# A question regarding two Cauchy definitions of integrability

While doing research on the construction of the Riemann integral I've stumbled upon two different criterions for Riemann integrability. In this article (on page $$19$$) there is a theorem called the Cauchy Criterion for Henstock Integrals. This theorem states that $$f:[a,b]\rightarrow \mathbb{R}$$ is Henstock integrable on $$[a,b]$$ if and only if $$\forall \varepsilon > 0 \exists\delta:[a,b]\rightarrow \mathbb{R^+}$$ such that when $$P_1$$ and $$P_2$$ are any $$\delta$$-,fine tagged partitions of $$[a,b]$$ then $$|S(f,P_1,t_1)-S(f,P_2,t_2)|<\varepsilon$$, where $$t_1$$ and $$t_2$$ are tags. This theorem evidently applies for Riemann integrals as well if we let $$\delta$$ be constant. So with this slight tweak I suppose we could call the theorem the Cauchy criterion for Riemann integrability.

However, at other places on the internet I've seen this theorem be stated as $$\forall \varepsilon>0$$ there exists partitions $$P_1$$ and $$P_2$$ of $$[a,b]$$ such that $$U(f,P_1)-L(f,P_2)<\varepsilon$$.

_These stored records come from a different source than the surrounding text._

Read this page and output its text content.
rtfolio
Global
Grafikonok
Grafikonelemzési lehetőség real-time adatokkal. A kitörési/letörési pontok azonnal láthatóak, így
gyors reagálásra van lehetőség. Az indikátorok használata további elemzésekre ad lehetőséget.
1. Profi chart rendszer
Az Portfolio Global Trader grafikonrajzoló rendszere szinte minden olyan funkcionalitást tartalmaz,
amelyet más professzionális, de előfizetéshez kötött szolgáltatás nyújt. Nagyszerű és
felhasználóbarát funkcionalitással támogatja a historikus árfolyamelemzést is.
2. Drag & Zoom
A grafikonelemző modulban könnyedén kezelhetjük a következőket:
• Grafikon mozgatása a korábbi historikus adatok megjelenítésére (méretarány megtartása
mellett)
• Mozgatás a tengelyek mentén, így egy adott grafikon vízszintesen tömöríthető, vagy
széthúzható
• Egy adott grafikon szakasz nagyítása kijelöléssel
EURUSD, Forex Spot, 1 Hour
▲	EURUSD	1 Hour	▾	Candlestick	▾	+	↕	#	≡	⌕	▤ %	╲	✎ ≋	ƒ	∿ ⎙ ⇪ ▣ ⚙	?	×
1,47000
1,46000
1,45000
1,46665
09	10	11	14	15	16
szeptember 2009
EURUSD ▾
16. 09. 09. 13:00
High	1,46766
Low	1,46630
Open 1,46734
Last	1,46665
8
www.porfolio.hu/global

I am aware that both the aforementioned theorems are equivalent. In terms of how these two theorems are stated I don't think it makes sense for them to be called the same. The second theorem should probably be called the Cauchy criterion for Darkboux integrability instead. However, I feel like it's a bit arrogant of me, as an undergraduate student of mathematics to name theorems that are not due to my own work. So if I published a paper on integration, and named the second theorem after Cauchy and Darboux, do you think anyone would object?